Les deux premières conditions ne sont pas réunies, l'administration ne justifie pas d'une obstruction de M. [O] alias [L] à son éloignement et il n'a formulé ni demande de protection contre l'éloignement au titre du 9 °de l'article L 611-3 ou du 5° de l'article L 631-3, ni demande d'asile dans les conditions prévues aux articles L 754-1 et L 754-3.
S'agissant des autres conditions, le préfet doit démontrer que, par son comportement positif dans les quinze derniers jours et non par des éléments antérieurs, la personne maintenue en rétention a volontairement fait obstruction à l'exécution de la mesure d'éloignement ou démontrer que les obstacles à l'exécution de la mesure d'éloignement sont susceptibles d'être surmontés à bref délai.
La préfecture ne justifie d'aucune obstruction imputable à M. [O] à l'exécution de sa mesure d'éloignement dans les quinze derniers jours. Le manque de coopération évoqué date du 20 septembre 2022.
Il n'est aucunement établi que les documents de voyage seront délivrés à bref délai dès lors que les autorités consulaires algériennes n'ont donné aucune indication sur la date de délivrance du laissez-passer requis ni sur le délai dans lequel celles-ci feront connaître leur réponse, la demande d'identification étant envoyée en Algérie.
Dans ces circonstances, les conditions légales d'une nouvelle prolongation ne sont pas remplies et, sans statuer sur les autres moyens, il convient de mettre un terme à la rétention de M. [B] [O] (alias [B] [L]) en infirmant l'ordonnance entreprise.
PAR CES MOTIFS :
Statuant publiquement, par ordonnance réputée contradictoire et en dernier ressort,
Déclare recevable l'appel interjeté par M. [B] [O] à l'encontre de l'ordonnance rendue le 05 novembre 2022 par le juge des libertés et de la détention de Rouen
Infirme la décision entreprise en toutes ses dispositions
Statuant à nouveau
Dit n'y avoir lieu à prolonger la rétention de M. [B] [O] (alias [B] [L])
Ordonne sa mise en liberté
Rappelle à l'intéressé qu'il a l'obligation de quitter le territoire français.
Fait à Rouen, le 08 novembre 2022 à 14 heures 20.

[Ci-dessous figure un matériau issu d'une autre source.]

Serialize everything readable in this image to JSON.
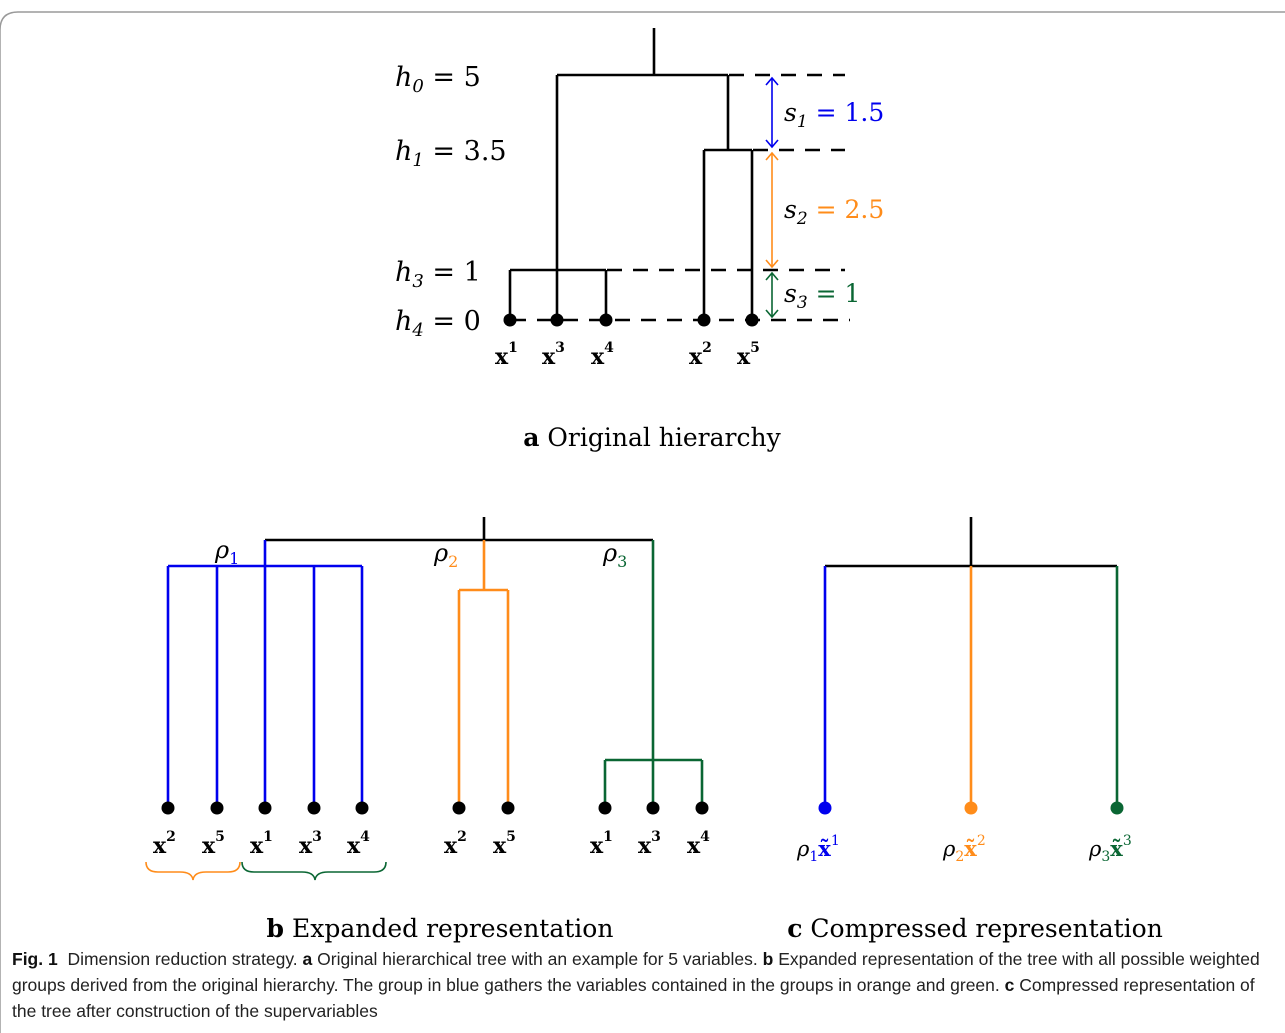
{
  "colors": {
    "black": "#000000",
    "blue": "#0000ee",
    "orange": "#ff8c1a",
    "green": "#0a6633",
    "frame": "#9a9a9a"
  },
  "panel_a": {
    "levels": [
      {
        "var": "h",
        "sub": "0",
        "value": "5"
      },
      {
        "var": "h",
        "sub": "1",
        "value": "3.5"
      },
      {
        "var": "h",
        "sub": "3",
        "value": "1"
      },
      {
        "var": "h",
        "sub": "4",
        "value": "0"
      }
    ],
    "steps": [
      {
        "var": "s",
        "sub": "1",
        "value": "1.5",
        "color": "blue"
      },
      {
        "var": "s",
        "sub": "2",
        "value": "2.5",
        "color": "orange"
      },
      {
        "var": "s",
        "sub": "3",
        "value": "1",
        "color": "green"
      }
    ],
    "leaves": [
      {
        "base": "x",
        "sup": "1"
      },
      {
        "base": "x",
        "sup": "3"
      },
      {
        "base": "x",
        "sup": "4"
      },
      {
        "base": "x",
        "sup": "2"
      },
      {
        "base": "x",
        "sup": "5"
      }
    ],
    "label_letter": "a",
    "label_text": "Original hierarchy"
  },
  "panel_b": {
    "groups": [
      {
        "name": "ρ",
        "sub": "1",
        "color": "blue"
      },
      {
        "name": "ρ",
        "sub": "2",
        "color": "orange"
      },
      {
        "name": "ρ",
        "sub": "3",
        "color": "green"
      }
    ],
    "leaves": [
      {
        "base": "x",
        "sup": "2"
      },
      {
        "base": "x",
        "sup": "5"
      },
      {
        "base": "x",
        "sup": "1"
      },
      {
        "base": "x",
        "sup": "3"
      },
      {
        "base": "x",
        "sup": "4"
      },
      {
        "base": "x",
        "sup": "2"
      },
      {
        "base": "x",
        "sup": "5"
      },
      {
        "base": "x",
        "sup": "1"
      },
      {
        "base": "x",
        "sup": "3"
      },
      {
        "base": "x",
        "sup": "4"
      }
    ],
    "label_letter": "b",
    "label_text": "Expanded representation"
  },
  "panel_c": {
    "leaves": [
      {
        "name": "ρ",
        "sub": "1",
        "base": "x̃",
        "sup": "1",
        "color": "blue"
      },
      {
        "name": "ρ",
        "sub": "2",
        "base": "x̃",
        "sup": "2",
        "color": "orange"
      },
      {
        "name": "ρ",
        "sub": "3",
        "base": "x̃",
        "sup": "3",
        "color": "green"
      }
    ],
    "label_letter": "c",
    "label_text": "Compressed representation"
  },
  "caption": {
    "fig_label": "Fig. 1",
    "title": "Dimension reduction strategy.",
    "a_letter": "a",
    "a_text": "Original hierarchical tree with an example for 5 variables.",
    "b_letter": "b",
    "b_text": "Expanded representation of the tree with all possible weighted groups derived from the original hierarchy. The group in blue gathers the variables contained in the groups in orange and green.",
    "c_letter": "c",
    "c_text": "Compressed representation of the tree after construction of the supervariables"
  }
}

LE GREFFIER, LE CONSEILLER,
NOTIFICATION
La présente ordonnance est immédiatement notifiée contre récépissé à toutes les parties qui en reçoivent une expédition et sont informées de leur droit de former un pourvoi en cassation dans les deux mois de la présente notification et dans les conditions fixées par les articles 973 et suivants du code de procédure civile.